What do you love about being in business travel?
If my time in the travel industry has taught me anything, it’s that anything and everything that happens in the world directly impacts our industry. We see this every day and in every facet of our work. A tomato shortage could mean a decline in Cargo revenue, evolving movie productions could mean big changes for how we serve our loyal actors and film crews, and political discord between countries may impact our footprint to those regions – or as we’ve recently seen, our ability to operate there all together. As the world turns every day, our industry must turn with it, which poses exciting opportunities to adapt our business, keep things fresh, and get creative. Evolution also offers us the chance to grow as industry professionals and engage, teach, and support each other. I love organizations like WINiT that provide our industry with the platform to do so. We’ve become one big family that works better together. With all this in mind, it’s no surprise to me that people build their entire career in this amazing industry.
What’s the best advice you’ve been given in your career?
Build your personal board of directors. I took a leadership course that taught me this lesson, which is to have multiple leaders that I trust, people that I can turn to for honest feedback, and a “board of directors” I can look to for guidance on my career. Since then, I’ve worked to build mentoring relationships with two-to-three steps up my command and expanded my network to include leaders outside of my typical orbit – both internally and externally. It’s important to me that my personal “board of directors” also reflects the diverse backgrounds I aim to gain insights from – whether its gender, race, experience, industry etc. This helps me think critically and become more well-rounded as a leader.
What advice would you give to women just starting their careers in business travel?

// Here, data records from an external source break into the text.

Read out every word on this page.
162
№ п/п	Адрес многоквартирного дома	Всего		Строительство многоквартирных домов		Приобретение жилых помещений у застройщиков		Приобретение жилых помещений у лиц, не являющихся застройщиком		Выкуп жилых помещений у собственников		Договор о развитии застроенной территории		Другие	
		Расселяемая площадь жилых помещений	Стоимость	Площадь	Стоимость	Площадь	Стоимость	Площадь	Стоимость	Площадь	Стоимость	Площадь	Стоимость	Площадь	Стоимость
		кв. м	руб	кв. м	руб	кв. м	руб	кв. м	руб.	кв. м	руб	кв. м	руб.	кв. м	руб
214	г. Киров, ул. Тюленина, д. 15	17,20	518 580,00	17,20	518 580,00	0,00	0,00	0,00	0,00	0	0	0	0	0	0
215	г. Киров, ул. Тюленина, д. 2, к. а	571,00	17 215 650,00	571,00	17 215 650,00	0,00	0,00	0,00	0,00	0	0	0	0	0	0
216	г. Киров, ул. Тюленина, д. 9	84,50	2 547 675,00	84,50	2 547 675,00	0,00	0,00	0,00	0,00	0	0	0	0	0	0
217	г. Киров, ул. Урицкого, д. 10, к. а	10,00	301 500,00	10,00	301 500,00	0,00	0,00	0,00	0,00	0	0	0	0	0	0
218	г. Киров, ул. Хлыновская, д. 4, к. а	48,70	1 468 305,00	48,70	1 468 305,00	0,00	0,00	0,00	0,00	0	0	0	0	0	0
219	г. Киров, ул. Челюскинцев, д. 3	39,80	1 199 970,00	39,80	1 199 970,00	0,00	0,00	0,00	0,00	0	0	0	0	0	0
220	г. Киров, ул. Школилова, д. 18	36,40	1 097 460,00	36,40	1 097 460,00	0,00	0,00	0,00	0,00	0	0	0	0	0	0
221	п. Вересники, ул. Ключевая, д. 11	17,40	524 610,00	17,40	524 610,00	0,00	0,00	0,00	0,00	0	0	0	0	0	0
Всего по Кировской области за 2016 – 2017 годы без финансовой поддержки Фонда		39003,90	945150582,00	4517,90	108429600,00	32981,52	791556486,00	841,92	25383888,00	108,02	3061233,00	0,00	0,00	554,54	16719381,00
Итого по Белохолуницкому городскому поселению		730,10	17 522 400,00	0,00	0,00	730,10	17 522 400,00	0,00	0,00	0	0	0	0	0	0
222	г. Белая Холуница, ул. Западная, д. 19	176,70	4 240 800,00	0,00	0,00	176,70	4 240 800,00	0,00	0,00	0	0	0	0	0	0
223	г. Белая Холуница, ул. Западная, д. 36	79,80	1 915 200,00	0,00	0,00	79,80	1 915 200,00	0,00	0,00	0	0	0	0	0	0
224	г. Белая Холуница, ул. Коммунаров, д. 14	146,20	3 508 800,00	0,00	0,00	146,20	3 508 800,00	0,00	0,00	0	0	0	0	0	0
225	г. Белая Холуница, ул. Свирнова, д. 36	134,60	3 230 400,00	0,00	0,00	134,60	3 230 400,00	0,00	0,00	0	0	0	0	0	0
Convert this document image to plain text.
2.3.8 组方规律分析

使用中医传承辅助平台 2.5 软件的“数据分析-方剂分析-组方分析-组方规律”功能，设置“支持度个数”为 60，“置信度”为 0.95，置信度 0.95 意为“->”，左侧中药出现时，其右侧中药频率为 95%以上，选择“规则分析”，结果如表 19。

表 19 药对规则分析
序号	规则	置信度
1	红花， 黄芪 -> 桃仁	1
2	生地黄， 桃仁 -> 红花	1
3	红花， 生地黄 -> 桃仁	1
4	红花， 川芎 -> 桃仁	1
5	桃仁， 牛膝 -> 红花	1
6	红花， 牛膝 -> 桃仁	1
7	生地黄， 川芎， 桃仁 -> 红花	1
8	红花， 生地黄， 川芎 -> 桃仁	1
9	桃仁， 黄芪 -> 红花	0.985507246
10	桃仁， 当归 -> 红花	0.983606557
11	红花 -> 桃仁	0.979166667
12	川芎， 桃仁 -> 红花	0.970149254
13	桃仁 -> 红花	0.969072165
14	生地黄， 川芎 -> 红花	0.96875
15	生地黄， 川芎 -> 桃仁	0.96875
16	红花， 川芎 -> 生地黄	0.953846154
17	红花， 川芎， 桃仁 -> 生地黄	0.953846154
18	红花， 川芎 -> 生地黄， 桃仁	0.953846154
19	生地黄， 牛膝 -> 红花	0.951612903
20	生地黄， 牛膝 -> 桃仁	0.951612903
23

It is very important to share your successes with your leadership. I hear women say all the time that they don’t like to “brag” about their work or their accomplishments. Unfortunately, that means that no one has any insight into what they are doing, and more importantly, how well they are doing it. When speaking about this with those that I personally mentor, I propose the idea of providing updates to their leaders as a way to share their wins. We must take our careers into our own hands and share all the great work we do. Gone are the days of working hard and hoping your leaders will notice.